Suppressing The Vote

The City Council is discussing the city’s overwhelmingly successful Vote By Mail program again. But they’re not celebrating the fact that it doubled participation in last year’s election. Instead, they’re whining about how much Vote By Mail cost the city.

We’ve been over this before:

1. Vote By Mail’s detractors were out in force before the 2011 election. Jim Manilla and Wesley Nugent campaigned on their opposition to it. This before anybody even knew if it was an idea that would work. 

2. Those detractors were wrong. Vote By Mail increased participation in the city’s Council elections, upping it from an abysmal 1497 votes in 2009’s elections to 3699 votes in 2011’s elections.

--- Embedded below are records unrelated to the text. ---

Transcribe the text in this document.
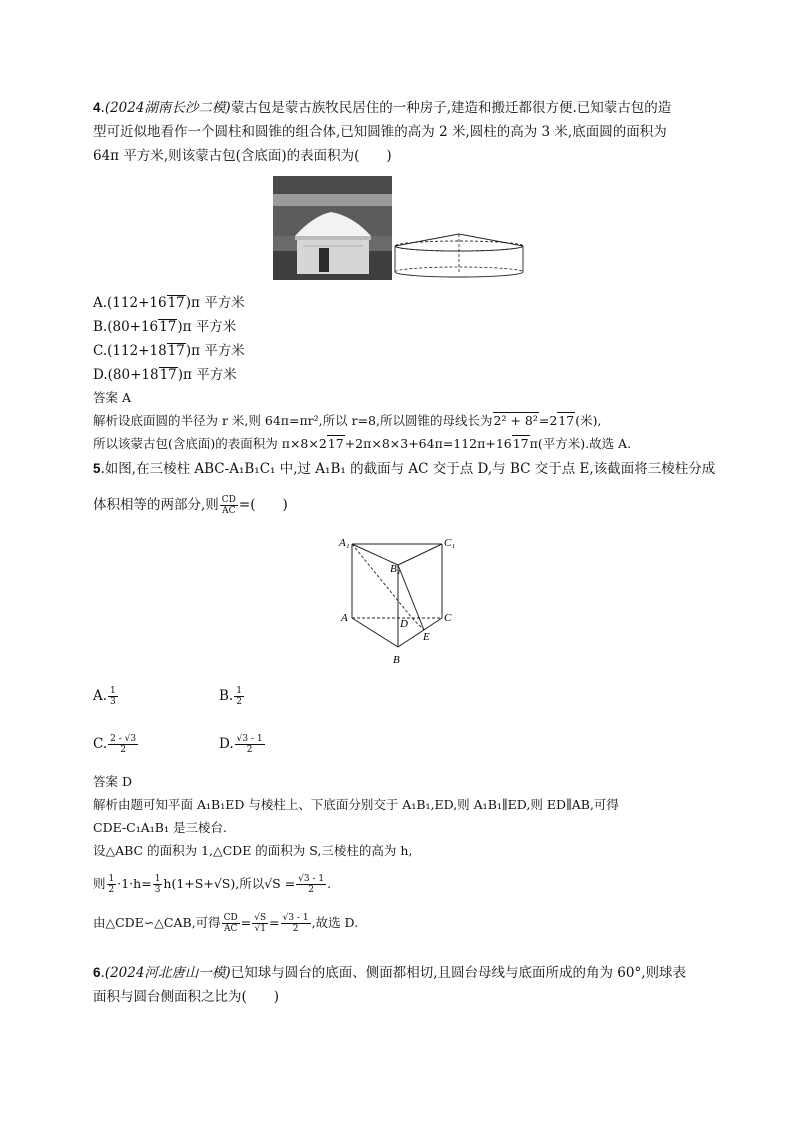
4.(2024湖南长沙二模)蒙古包是蒙古族牧民居住的一种房子,建造和搬迁都很方便.已知蒙古包的造

型可近似地看作一个圆柱和圆锥的组合体,已知圆锥的高为 2 米,圆柱的高为 3 米,底面圆的面积为

64π 平方米,则该蒙古包(含底面)的表面积为(　　)

A.(112+1617)π 平方米

B.(80+1617)π 平方米

C.(112+1817)π 平方米

D.(80+1817)π 平方米

答案 A

解析设底面圆的半径为 r 米,则 64π=πr²,所以 r=8,所以圆锥的母线长为2² + 8²=217(米),

所以该蒙古包(含底面)的表面积为 π×8×217+2π×8×3+64π=112π+1617π(平方米).故选 A.

5.如图,在三棱柱 ABC-A₁B₁C₁ 中,过 A₁B₁ 的截面与 AC 交于点 D,与 BC 交于点 E,该截面将三棱柱分成

体积相等的两部分,则 $\frac{CD}{AC}$ =(　　)

A₁	C₁
B₁
A	D	C
E
B
A. $\frac{1}{3}$	B. $\frac{1}{2}$
C. $\frac{2 - √3}{2}$	D. $\frac{√3 - 1}{2}$

答案 D

解析由题可知平面 A₁B₁ED 与棱柱上、下底面分别交于 A₁B₁,ED,则 A₁B₁∥ED,则 ED∥AB,可得

CDE-C₁A₁B₁ 是三棱台.

设△ABC 的面积为 1,△CDE 的面积为 S,三棱柱的高为 h,

则 $\frac{1}{2} \cdot 1\cdot h= \frac{1}{3} h(1+S+√S)$,所以$√S = \frac{√3 - 1}{2}$ .

由△CDE∽△CAB,可得 $\frac{CD}{AC} = \frac{√S}{√1} = \frac{√3 - 1}{2}$ ,故选 D.

6.(2024河北唐山一模)已知球与圆台的底面、侧面都相切,且圆台母线与底面所成的角为 60°,则球表

面积与圆台侧面积之比为(　　)
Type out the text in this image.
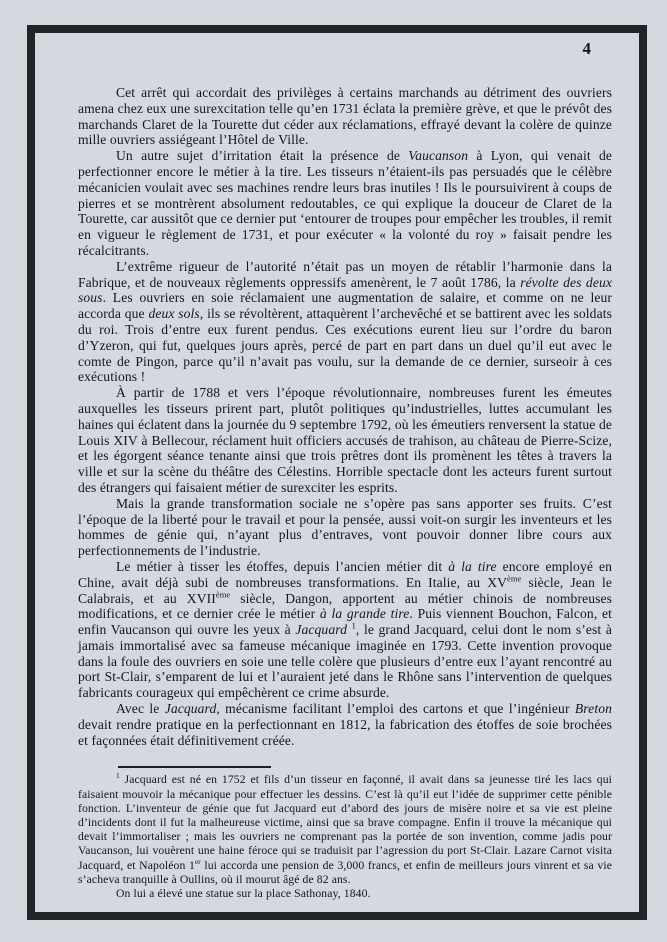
4

Cet arrêt qui accordait des privilèges à certains marchands au détriment des ouvriers amena chez eux une surexcitation telle qu’en 1731 éclata la première grève, et que le prévôt des marchands Claret de la Tourette dut céder aux réclamations, effrayé devant la colère de quinze mille ouvriers assiégeant l’Hôtel de Ville.

Un autre sujet d’irritation était la présence de Vaucanson à Lyon, qui venait de perfectionner encore le métier à la tire. Les tisseurs n’étaient-ils pas persuadés que le célèbre mécanicien voulait avec ses machines rendre leurs bras inutiles ! Ils le poursuivirent à coups de pierres et se montrèrent absolument redoutables, ce qui explique la douceur de Claret de la Tourette, car aussitôt que ce dernier put ‘entourer de troupes pour empêcher les troubles, il remit en vigueur le règlement de 1731, et pour exécuter « la volonté du roy » faisait pendre les récalcitrants.

L’extrême rigueur de l’autorité n’était pas un moyen de rétablir l’harmonie dans la Fabrique, et de nouveaux règlements oppressifs amenèrent, le 7 août 1786, la révolte des deux sous. Les ouvriers en soie réclamaient une augmentation de salaire, et comme on ne leur accorda que deux sols, ils se révoltèrent, attaquèrent l’archevêché et se battirent avec les soldats du roi. Trois d’entre eux furent pendus. Ces exécutions eurent lieu sur l’ordre du baron d’Yzeron, qui fut, quelques jours après, percé de part en part dans un duel qu’il eut avec le comte de Pingon, parce qu’il n’avait pas voulu, sur la demande de ce dernier, surseoir à ces exécutions !

À partir de 1788 et vers l’époque révolutionnaire, nombreuses furent les émeutes auxquelles les tisseurs prirent part, plutôt politiques qu’industrielles, luttes accumulant les haines qui éclatent dans la journée du 9 septembre 1792, où les émeutiers renversent la statue de Louis XIV à Bellecour, réclament huit officiers accusés de trahison, au château de Pierre-Scize, et les égorgent séance tenante ainsi que trois prêtres dont ils promènent les têtes à travers la ville et sur la scène du théâtre des Célestins. Horrible spectacle dont les acteurs furent surtout des étrangers qui faisaient métier de surexciter les esprits.

Mais la grande transformation sociale ne s’opère pas sans apporter ses fruits. C’est l’époque de la liberté pour le travail et pour la pensée, aussi voit-on surgir les inventeurs et les hommes de génie qui, n’ayant plus d’entraves, vont pouvoir donner libre cours aux perfectionnements de l’industrie.

Le métier à tisser les étoffes, depuis l’ancien métier dit à la tire encore employé en Chine, avait déjà subi de nombreuses transformations. En Italie, au XVème siècle, Jean le Calabrais, et au XVIIème siècle, Dangon, apportent au métier chinois de nombreuses modifications, et ce dernier crée le métier à la grande tire. Puis viennent Bouchon, Falcon, et enfin Vaucanson qui ouvre les yeux à Jacquard $^1$, le grand Jacquard, celui dont le nom s’est à jamais immortalisé avec sa fameuse mécanique imaginée en 1793. Cette invention provoque dans la foule des ouvriers en soie une telle colère que plusieurs d’entre eux l’ayant rencontré au port St-Clair, s’emparent de lui et l’auraient jeté dans le Rhône sans l’intervention de quelques fabricants courageux qui empêchèrent ce crime absurde.

Avec le Jacquard, mécanisme facilitant l’emploi des cartons et que l’ingénieur Breton devait rendre pratique en la perfectionnant en 1812, la fabrication des étoffes de soie brochées et façonnées était définitivement créée.

$^1$ Jacquard est né en 1752 et fils d’un tisseur en façonné, il avait dans sa jeunesse tiré les lacs qui faisaient mouvoir la mécanique pour effectuer les dessins. C’est là qu’il eut l’idée de supprimer cette pénible fonction. L’inventeur de génie que fut Jacquard eut d’abord des jours de misère noire et sa vie est pleine d’incidents dont il fut la malheureuse victime, ainsi que sa brave compagne. Enfin il trouve la mécanique qui devait l’immortaliser ; mais les ouvriers ne comprenant pas la portée de son invention, comme jadis pour Vaucanson, lui vouèrent une haine féroce qui se traduisit par l’agression du port St-Clair. Lazare Carnot visita Jacquard, et Napoléon 1er lui accorda une pension de 3,000 francs, et enfin de meilleurs jours vinrent et sa vie s’acheva tranquille à Oullins, où il mourut âgé de 82 ans.

On lui a élevé une statue sur la place Sathonay, 1840.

In other words: voter participation more than doubled under the new voting mechanism. 

3. Those detractors then have to hide behind claims that the new program cost too much to administer, an argument that makes sense only if you consider total cost while ignoring each program’s relative level of efficiency. (As you can imagine, Ron Bane has championed this strategy.) In 2009, elections cost the city more than $10 per vote cast. In 2011, elections cost the city less than $10 per vote cast. In other words, vote by mail was a more effective means of getting the city’s citizens to participate. Here, in case you’re wondering, are the numbers I’m relying on

Most confusingly, you’d think Manilla and Nugent and Bane* could bolster the Vote By Mail program and turn it to their political advantage. “First of all, we want to acknowledge we were wrong to campaign against Vote By Mail. Everything we feared ended up being a success. We embrace the plan and want to make it better. Our goal is participatory city elections with high turnout. Nothing is better for a democracy. To that end, we propose to…” and then list the things that could make Vote By Mail better.

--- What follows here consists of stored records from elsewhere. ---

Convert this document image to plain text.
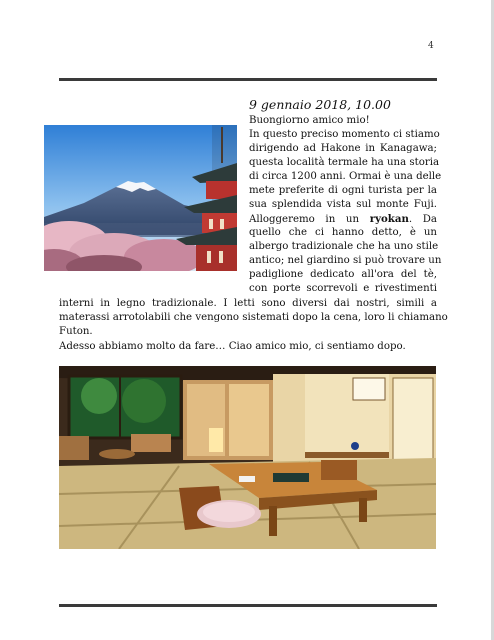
4
9 gennaio 2018, 10.00
Buongiorno amico mio!
In questo preciso momento ci stiamo
dirigendo ad Hakone in Kanagawa;
questa località termale ha una storia
di circa 1200 anni. Ormai è una delle
mete preferite di ogni turista per la
sua splendida vista sul monte Fuji.
Alloggeremo in un ryokan. Da
quello che ci hanno detto, è un
albergo tradizionale che ha uno stile
antico; nel giardino si può trovare un
padiglione dedicato all'ora del tè,
con porte scorrevoli e rivestimenti
interni in legno tradizionale. I letti sono diversi dai nostri, simili a
materassi arrotolabili che vengono sistemati dopo la cena, loro li chiamano
Futon.
Adesso abbiamo molto da fare… Ciao amico mio, ci sentiamo dopo.
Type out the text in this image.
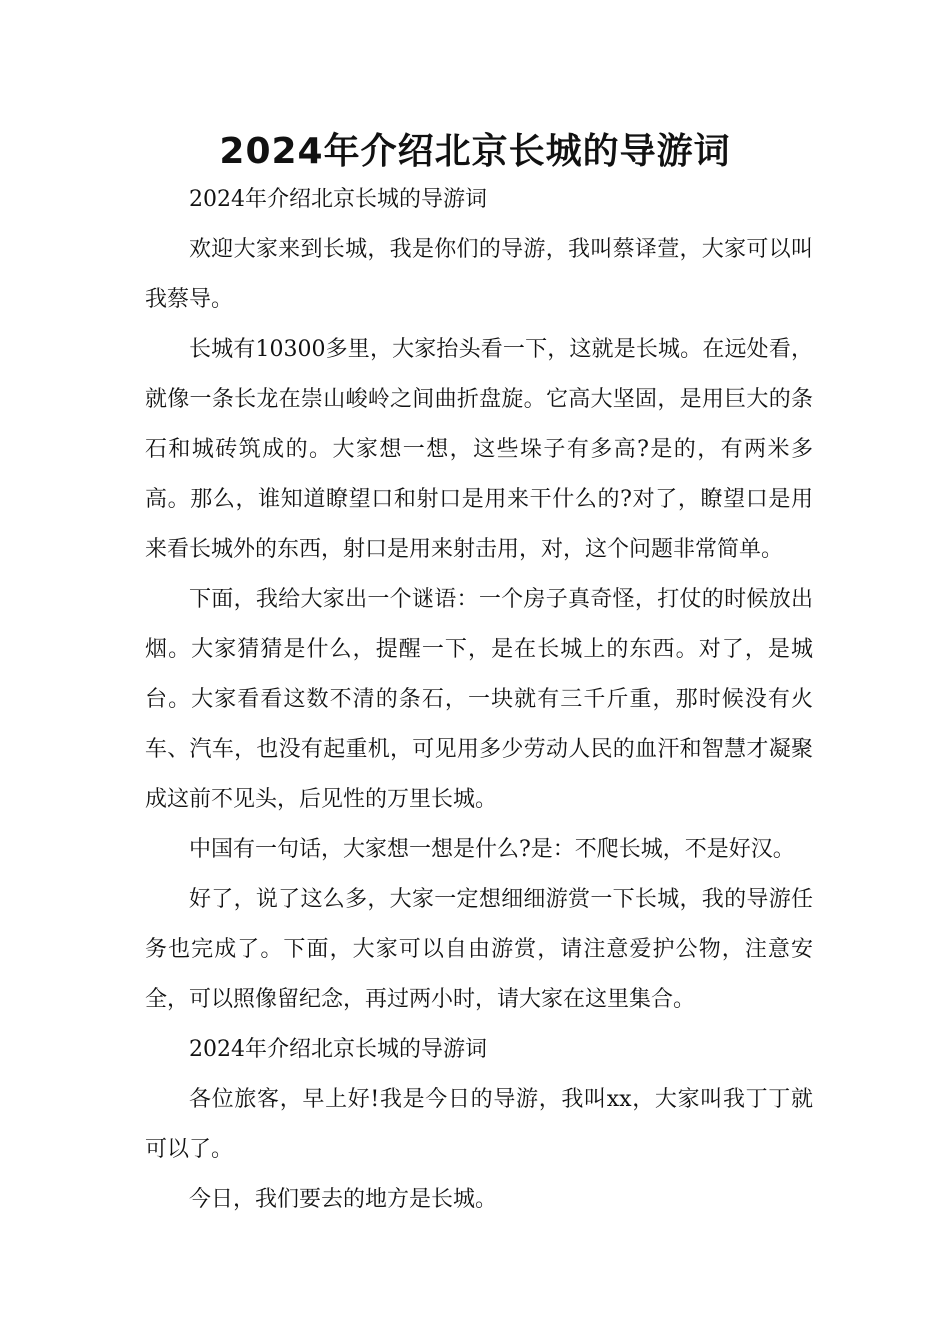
2024年介绍北京长城的导游词

2024年介绍北京长城的导游词

欢迎大家来到长城，我是你们的导游，我叫蔡译萱，大家可以叫我蔡导。

长城有10300多里，大家抬头看一下，这就是长城。在远处看，就像一条长龙在崇山峻岭之间曲折盘旋。它高大坚固，是用巨大的条石和城砖筑成的。大家想一想，这些垛子有多高?是的，有两米多高。那么，谁知道瞭望口和射口是用来干什么的?对了，瞭望口是用来看长城外的东西，射口是用来射击用，对，这个问题非常简单。

下面，我给大家出一个谜语：一个房子真奇怪，打仗的时候放出烟。大家猜猜是什么，提醒一下，是在长城上的东西。对了，是城台。大家看看这数不清的条石，一块就有三千斤重，那时候没有火车、汽车，也没有起重机，可见用多少劳动人民的血汗和智慧才凝聚成这前不见头，后见性的万里长城。

中国有一句话，大家想一想是什么?是：不爬长城，不是好汉。

好了，说了这么多，大家一定想细细游赏一下长城，我的导游任务也完成了。下面，大家可以自由游赏，请注意爱护公物，注意安全，可以照像留纪念，再过两小时，请大家在这里集合。

2024年介绍北京长城的导游词

各位旅客，早上好!我是今日的导游，我叫xx，大家叫我丁丁就可以了。

今日，我们要去的地方是长城。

But I fear we won’t be hearing anything like that. I’ve gotten the distinct impression that devolving back to the city’s old voting program is the preferred outcome, ostensibly because that will save the city money (while costing more for each vote). My worst fear though is that the opposition to Vote By Mail runs deeper than simply wanting to save the city a few dollars. My instinct is that those candidates believe they’ll have an easier time winning if they only have to reach out to the voters who are accustomed to voting in person at the city’s few remaining neighborhood schools and community centers. Manilla and Nugent and Bane, under the guise of being responsible spenders, are trying to insure their own re-election by increasing the start-up costs (who will now not only have to get their own names out there, but get their own supporters to a polling place on a specific day, rather than simply encouraging them to mail their ballots back) for new candidates. 

Although we cannot know what the Council will do as it deliberates on this issue, one thing should be clear: citizens should be hugely suspicious of any City Councillor that proposes mechanisms for voting which are more costly and less efficient than vote by mail. Their actions will suppress voter turnout in the city and that is plainly undemocratic. 

*I haven’t mentioned Linda Herbst here. She’ll do whatever those three tell her to do. Which means that if the three of them want to get rid of Vote By Mail, she’ll be the fourth vote to do it.